“We The Media”

          Dan Gillmor’s “We the Media” attempts to describe broadly how technology is impacting journalism, not only in terms of the journalists themselves but also in terms of the subjects they write about as well as their “former audience,” which he says has now become part audience and part journalist.  His highlights the changes caused by the internet and all of its related aspects and technologies – mail lists, forums, blogs, wikis, SMS, RSS, P2P sharing, etc. – and discusses how the internet has broadened the traditional media communication modes of “many-to-one” and “one-to-one” to include “many-to-many” and “few-to-few.”

            Gillmor feels that the best way for companies to take advantage of the new technologies that some of them view as a threat to their established business model and way of life is to embrace them.  He discusses the effectiveness of companies that scan the blog world for criticisms but then capitalize on those criticisms by addressing them and responding to them, recognizing that they can improve as a company by incorporating the good ideas of their users, supporters, and even detractors.

            Likewise for anyone else in the public eye, not the least of whom are politicians.  He shows how use of the internet in politics, after some initial successes by John McCain in 2000 and various other lower-level politicians, took off with the Howard Dean campaign in 2004, taking a Washington outsider and virtual unknown (at least on a national stage) to what it seemed was going to be his party’s nomination, before some political missteps stopped his momentum.  Gillmor accurately predicted that the internet would play a much more central role in the 2008 election cycle, though even he would probably have been surprised to know just how big it would actually be.

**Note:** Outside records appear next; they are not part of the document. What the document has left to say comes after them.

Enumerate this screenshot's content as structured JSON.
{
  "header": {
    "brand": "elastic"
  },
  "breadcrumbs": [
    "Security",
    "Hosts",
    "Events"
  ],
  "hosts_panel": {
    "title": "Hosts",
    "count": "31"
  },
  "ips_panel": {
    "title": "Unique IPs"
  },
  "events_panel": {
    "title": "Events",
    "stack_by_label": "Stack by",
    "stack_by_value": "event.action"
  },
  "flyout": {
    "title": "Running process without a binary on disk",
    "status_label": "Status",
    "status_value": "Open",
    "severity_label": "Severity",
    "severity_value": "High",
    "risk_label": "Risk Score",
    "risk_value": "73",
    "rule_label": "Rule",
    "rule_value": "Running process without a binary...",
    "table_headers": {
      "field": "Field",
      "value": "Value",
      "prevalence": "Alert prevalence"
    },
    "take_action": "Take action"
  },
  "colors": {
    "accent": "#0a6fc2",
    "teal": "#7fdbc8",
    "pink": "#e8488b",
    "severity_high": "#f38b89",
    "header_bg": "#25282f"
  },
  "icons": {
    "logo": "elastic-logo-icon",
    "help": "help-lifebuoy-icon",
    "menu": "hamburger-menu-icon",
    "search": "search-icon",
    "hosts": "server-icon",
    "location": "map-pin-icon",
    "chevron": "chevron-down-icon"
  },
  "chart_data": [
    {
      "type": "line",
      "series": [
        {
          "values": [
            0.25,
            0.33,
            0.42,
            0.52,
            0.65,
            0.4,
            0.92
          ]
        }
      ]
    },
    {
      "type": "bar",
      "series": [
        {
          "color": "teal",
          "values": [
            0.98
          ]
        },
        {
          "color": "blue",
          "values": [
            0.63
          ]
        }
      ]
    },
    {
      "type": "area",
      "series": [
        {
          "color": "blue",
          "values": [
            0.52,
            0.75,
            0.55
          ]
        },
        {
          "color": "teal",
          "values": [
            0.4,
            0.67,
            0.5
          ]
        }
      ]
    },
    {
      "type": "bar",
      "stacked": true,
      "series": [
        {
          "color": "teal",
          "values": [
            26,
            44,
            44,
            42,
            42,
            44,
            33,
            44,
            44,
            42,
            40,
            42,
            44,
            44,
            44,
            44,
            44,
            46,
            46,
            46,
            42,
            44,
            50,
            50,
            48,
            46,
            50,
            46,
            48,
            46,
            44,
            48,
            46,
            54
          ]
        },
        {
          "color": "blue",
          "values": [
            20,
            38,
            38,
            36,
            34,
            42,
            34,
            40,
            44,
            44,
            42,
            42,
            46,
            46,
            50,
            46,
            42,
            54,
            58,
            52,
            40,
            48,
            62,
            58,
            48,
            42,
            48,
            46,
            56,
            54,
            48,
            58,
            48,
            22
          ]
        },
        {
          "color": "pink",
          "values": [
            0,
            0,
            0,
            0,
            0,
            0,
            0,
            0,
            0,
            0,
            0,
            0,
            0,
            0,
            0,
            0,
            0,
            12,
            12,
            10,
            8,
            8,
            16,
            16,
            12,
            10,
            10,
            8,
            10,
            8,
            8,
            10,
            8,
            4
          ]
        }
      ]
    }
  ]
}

            I must say that I was hoping for a more conclusive “a-ha” kind of takeaway from the book and haven’t really found it, but that is not necessarily a criticism – I think the book simply presents the good and the bad of these technologies and leaves it to the reader to draw their own conclusions.  The author is clearly on the side of technology and the interests of the “former audience” over the interests of a handful of powerful media conglomerates, as, probably, are most people not inside the world of those media giants.

            While I certainly believe that the internet does redefine the nature of journalism and news, I think it is a most definitely a supplement to the contributions of professional journalists and media organizations, not a replacement for them.  It will be difficult for individuals to muster the resources of a major media organization when it comes to covering big investigative stories (like Watergate, Iran Contra, etc.), and reporting of this nature is a full-time occupation (i.e., one that requires a full-time commitment and probably a salary, unless there are a lot of independently wealthy bloggers out there willing to pick up the slack).  I think the key for media company success in this area will be to find the right mix of old-fashioned big media and cutting-edge interactive journalism.  I think it’s too early to tell what this mix will be, however, and most of the efforts so far seem like knee-jerk reactions to incorporate the ramblings of every Tom, Dick, and Harry with cell phone messaging capability or a Twitter account (case in point, http://twitter.com/ricksanchezcnn or http://www.cnn.com/ireport ).  These are just new-technology versions of man-on-the-street interviews, most of which are equally unenlightening.  This is not to say there’s no place for these contributions – they can be great for eyewitness reports of breaking news stories, for example – but to make them a routine and mandatory part of a news broadcast simply for the sake of paying homage to the medium is just excessive.